Sheppard's stats are, shall we say, unimpressive:
One season in the Q that showed any real promise, ninth overall pick, thrown into the NHL without earning the spot, development completely ruined by the HWSRN regime, a career on a downward spiral, all fittingly punctuated by an ATV accident during a training trip to Colorado that ended his make or break season before it ever started. James Sheppard has been a punchline in Minnesota for nearly seven years, and Chuck Fletcher got something of value in return for him.
Well done, Mr. Fletcher. Well done, indeed.
To Sharks fans, we offer our sincere thanks, and our deepest sympathies. What your general manager sees in James Sheppard escapes me. Six points in 64 games in his last season played, with no real hint at anything more before that crash does not tell me that there is lighting in that bottle. If Wilson wanted a helium balloon on the ice, I'm thinking a trip to the local party supply store would have been cheaper.
According to Russo on Twitter, Sheppard is not expected to be ready for training camp (which we had inclinations of in late July) after having more work done on his knee. This just makes this move even more confounding. They trade a third round pick for a player who has shown absolutely nothing in his three NHL seasons, is an unsigned RFA who held out after being offered a qualifying offer with a two way deal he didn't deserve, and isn't even going to be ready to participate in camp?
The words honestly escape me.
I'll give credit where it is due. Doug Wilson has built a franchise in San Jose that is beyond reproach. Perennial playoff team with several deep runs, a star studded roster, and some solid success in the draft. The man is good at what he does. Maybe he sees something that no one in Minnesota or Houston has ever seen from Sheppard.

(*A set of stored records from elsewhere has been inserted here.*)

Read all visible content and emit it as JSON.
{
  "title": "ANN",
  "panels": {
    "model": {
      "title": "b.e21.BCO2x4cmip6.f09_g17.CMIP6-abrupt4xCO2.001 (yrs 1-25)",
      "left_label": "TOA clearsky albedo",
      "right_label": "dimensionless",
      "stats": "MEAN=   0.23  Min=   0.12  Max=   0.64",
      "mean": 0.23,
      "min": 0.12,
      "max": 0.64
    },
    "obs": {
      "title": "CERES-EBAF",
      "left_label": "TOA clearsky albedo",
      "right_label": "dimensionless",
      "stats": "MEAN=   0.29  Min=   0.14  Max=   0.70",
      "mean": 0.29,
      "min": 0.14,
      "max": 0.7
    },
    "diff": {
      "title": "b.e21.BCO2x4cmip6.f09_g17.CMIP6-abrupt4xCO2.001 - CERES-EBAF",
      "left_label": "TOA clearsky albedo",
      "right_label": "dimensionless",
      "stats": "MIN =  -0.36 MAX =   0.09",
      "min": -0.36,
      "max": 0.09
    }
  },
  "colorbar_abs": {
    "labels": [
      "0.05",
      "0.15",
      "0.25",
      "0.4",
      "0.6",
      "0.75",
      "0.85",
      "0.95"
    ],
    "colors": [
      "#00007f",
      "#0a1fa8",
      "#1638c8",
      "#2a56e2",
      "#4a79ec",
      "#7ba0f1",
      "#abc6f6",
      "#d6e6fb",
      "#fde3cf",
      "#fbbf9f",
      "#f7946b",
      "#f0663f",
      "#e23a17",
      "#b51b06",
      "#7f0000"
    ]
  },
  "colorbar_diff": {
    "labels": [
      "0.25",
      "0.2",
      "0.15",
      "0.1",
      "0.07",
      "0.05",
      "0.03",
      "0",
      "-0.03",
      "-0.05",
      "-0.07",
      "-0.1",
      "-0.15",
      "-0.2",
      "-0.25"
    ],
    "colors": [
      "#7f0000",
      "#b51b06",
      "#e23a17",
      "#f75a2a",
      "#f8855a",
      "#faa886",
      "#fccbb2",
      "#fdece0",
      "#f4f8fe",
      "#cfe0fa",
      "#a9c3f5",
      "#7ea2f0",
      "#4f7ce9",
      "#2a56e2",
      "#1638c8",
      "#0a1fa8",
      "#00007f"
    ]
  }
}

I hate to drag the guy through the mud on his way out the door, but his entire career was wholly unimpressive. Generally, I can find some redeeming on-ice qualities, but with Sheppard, they elude me. He did deal well with the media, and is one of the most professional men I have ever seen facing some tough questions. So there's that. On the ice, however, I don't see where his value lies.
For the sake of his career, I hope he takes this chance to sign a two way deal with the Sharks, head to their AHL affiliate, work his tail of, and try to be a cup of coffee type player when the Sharks need a guy to fill in. Whatever his goals were for his career in 2005, that dream is over. It is time to accept the player he is, develop a work ethic and show it on the ice. Anything less will make Wilson look silly, and no one wants that.
As for the Wild, the poster boy of the old regime is gone. The days of poor drafting and piss poor development look to be behind the franchise, and Sheppard's departure is the perfect symbolic end to that era. There were bigger busts in the draft, to be sure, but none were as long and as painful to watch unfold as James Sheppard. The fault for that is shared, the end result now squarely on his shoulders.
All-in-all, a great trade for the Wild, one I never would have predicted in a million years. Chuck Fletcher deserves a nomination for fleecing of the year, if only because he got something, anything, in exchange for one of the biggest flops in team history.What it means for the Sharks is up to their team and their fans to debate. I don't get it, but I'm not an NHL GM for a reason.
Everyone should just wave good-bye to the last scapegoat on the team, and wish him luck on his new direction. I just hope he doesn't float away en route.
Author's note: Take a moment and think about this. Cam Barker is gone, Antti Miettinen is gone, James Sheppard is gone. Let me know when that reality sets in.